Ultimately, it's about data stewardship as a whole.  Or, in other words, basic risk management.
T Sweeney
T Sweeney,
User Rank: Moderator
2/13/2017 | 4:12:16 PM
Re: "Ridiculously simple"
Thanks for your comment, HardenStance. There really is very little in information security that is easy or simple, and my "ridiculously simple" characterization was a bit glib. You made several good points, from the threat of the IoT to the need to pick our security battles/priorities carefully. I view the Mobile Assault strategy as a smart way to reduce headaches cut down on headaches for everyone.
HardenStance
HardenStance,
User Rank: Strategist
2/13/2017 | 12:51:07 PM
"Ridiculously simple"

Nice write-up, Terry.

Your term "ridiculously simple" about the Mobile Assault Fix is a more important one than some of us would want to acknowledge, I think.

I agree that for a lot of business travel, temporary suspension of access to some data or some apps while traveling need only be a small price to pay relative to the threat of a serious breach. In the consumer space, the potential risk posed by insecure Internet-enabled toasters and Internet-enabled toothbrushes outweighs the value these things can possibly generate by so many times, it's not even funny. 

Engineers and computer scientists tend to have a "yes we can" mentality to using technology to solve human problems. Without it, horses would still be our main mode of travel and the abacus would still be our main tool for supporting mathematical calculations.

But as we zero-in on making security much more of a priority in light of what adversaries are capable of now, we as business people, consumers, IT and cyber security professionals have to get better at picking our battles.
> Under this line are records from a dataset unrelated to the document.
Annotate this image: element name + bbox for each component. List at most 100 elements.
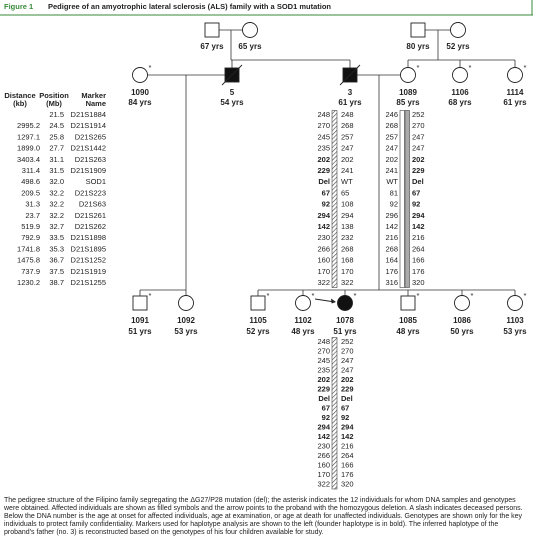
allele: 160 bbox=[317, 256, 330, 265]
individual-age: 61 yrs bbox=[503, 98, 527, 107]
allele: 230 bbox=[317, 233, 330, 242]
allele: 92 bbox=[341, 413, 349, 422]
individual-id: 1114 bbox=[507, 88, 524, 97]
allele: 247 bbox=[412, 144, 425, 153]
marker-cell: 498.6 bbox=[21, 177, 40, 186]
allele: 168 bbox=[341, 256, 354, 265]
individual-age: 52 yrs bbox=[246, 327, 270, 336]
deceased-slash bbox=[221, 64, 243, 86]
allele: 322 bbox=[341, 278, 354, 287]
dna-asterisk: * bbox=[417, 63, 420, 72]
marker-cell: 32.2 bbox=[49, 200, 64, 209]
marker-cell: D21S1909 bbox=[71, 166, 106, 175]
marker-cell: D21S261 bbox=[75, 211, 106, 220]
allele: 229 bbox=[412, 166, 425, 175]
allele: 142 bbox=[317, 432, 330, 441]
allele: 92 bbox=[412, 200, 420, 209]
allele: 252 bbox=[412, 110, 425, 119]
allele: 248 bbox=[341, 110, 354, 119]
female-symbol bbox=[507, 295, 523, 311]
individual-age: 51 yrs bbox=[333, 327, 357, 336]
allele: 235 bbox=[317, 144, 330, 153]
marker-cell: 23.7 bbox=[25, 211, 40, 220]
female-symbol bbox=[295, 295, 311, 311]
allele: 92 bbox=[322, 413, 330, 422]
allele: 229 bbox=[317, 384, 330, 393]
allele: 294 bbox=[341, 422, 354, 431]
marker-cell: 737.9 bbox=[21, 267, 40, 276]
figure-label: Figure 1 bbox=[4, 2, 33, 11]
marker-cell: 1297.1 bbox=[17, 132, 40, 141]
allele: 232 bbox=[341, 233, 354, 242]
allele: 229 bbox=[317, 166, 330, 175]
allele: 81 bbox=[390, 188, 398, 197]
allele: 294 bbox=[317, 422, 330, 431]
female-symbol bbox=[400, 67, 416, 83]
allele: 170 bbox=[317, 267, 330, 276]
allele: WT bbox=[386, 177, 398, 186]
pedigree: Figure 1 Pedigree of an amyotrophic late… bbox=[0, 0, 533, 490]
marker-header: Name bbox=[86, 99, 106, 108]
individual-age: 67 yrs bbox=[200, 42, 224, 51]
allele: Del bbox=[412, 177, 424, 186]
allele: Del bbox=[341, 394, 353, 403]
individual-id: 1078 bbox=[336, 316, 354, 325]
allele: 164 bbox=[385, 256, 398, 265]
allele: 229 bbox=[341, 384, 354, 393]
marker-cell: D21S223 bbox=[75, 188, 106, 197]
marker-cell: D21S1914 bbox=[71, 121, 106, 130]
allele: 170 bbox=[341, 267, 354, 276]
caption: The pedigree structure of the Filipino f… bbox=[4, 497, 523, 536]
allele: 246 bbox=[385, 110, 398, 119]
allele: 247 bbox=[341, 144, 354, 153]
allele: 294 bbox=[341, 211, 354, 220]
allele: 270 bbox=[412, 121, 425, 130]
allele: 176 bbox=[412, 267, 425, 276]
allele: 92 bbox=[390, 200, 398, 209]
allele: WT bbox=[341, 177, 353, 186]
allele: 142 bbox=[385, 222, 398, 231]
allele: 252 bbox=[341, 337, 354, 346]
female-symbol bbox=[454, 295, 470, 311]
individual-id: 1105 bbox=[249, 316, 267, 325]
dna-asterisk: * bbox=[267, 291, 270, 300]
marker-cell: D21S263 bbox=[75, 155, 106, 164]
individual-age: 48 yrs bbox=[291, 327, 315, 336]
marker-cell: 33.5 bbox=[49, 233, 64, 242]
marker-cell: 32.0 bbox=[49, 177, 64, 186]
marker-cell: 2995.2 bbox=[17, 121, 40, 130]
female-symbol bbox=[178, 295, 194, 311]
female-symbol bbox=[450, 22, 466, 38]
marker-cell: D21S1884 bbox=[71, 110, 106, 119]
allele: 216 bbox=[385, 233, 398, 242]
allele: 176 bbox=[385, 267, 398, 276]
allele: 247 bbox=[341, 356, 354, 365]
male-symbol bbox=[250, 295, 266, 311]
allele: 247 bbox=[385, 144, 398, 153]
allele: 92 bbox=[322, 200, 330, 209]
marker-cell: 311.4 bbox=[22, 166, 40, 175]
marker-cell: 32.2 bbox=[49, 211, 64, 220]
allele: 170 bbox=[317, 470, 330, 479]
individual-age: 54 yrs bbox=[220, 98, 244, 107]
allele: 247 bbox=[412, 132, 425, 141]
allele: 294 bbox=[317, 211, 330, 220]
marker-cell: D21S1255 bbox=[71, 278, 106, 287]
marker-cell: 31.3 bbox=[25, 200, 40, 209]
allele: 322 bbox=[317, 278, 330, 287]
allele: 142 bbox=[341, 432, 354, 441]
marker-header: Marker bbox=[81, 91, 106, 100]
individual-age: 80 yrs bbox=[406, 42, 430, 51]
marker-cell: 31.1 bbox=[49, 155, 64, 164]
allele: 245 bbox=[317, 132, 330, 141]
allele: 247 bbox=[341, 365, 354, 374]
haplotype-bar bbox=[331, 110, 338, 288]
individual-age: 48 yrs bbox=[396, 327, 420, 336]
marker-cell: 31.5 bbox=[49, 166, 64, 175]
allele: 257 bbox=[341, 132, 354, 141]
individual-id: 5 bbox=[230, 88, 235, 97]
dna-asterisk: * bbox=[524, 291, 527, 300]
individual-id: 1091 bbox=[131, 316, 149, 325]
allele: 202 bbox=[412, 155, 425, 164]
There will always be lots of use cases in cyber security where we have no choice but to engage in pitched battles against our opponents, facing off with the very latest in cutting edge technology. No quarter asked - and none given. Sometimes with no spending limit either.

But there are also some cyber security battles that are just not worth fighting - engaging in them  actually plays right into the hands of adversaries.

We've got to be better served by more of us being willing to  embrace the full end to end gamut of high tech and low tech cyber security options that are available to us, if only we'd pause to seriously consider them all.

That has to be better than automatically rising to the challenge - or the bait - each and every time.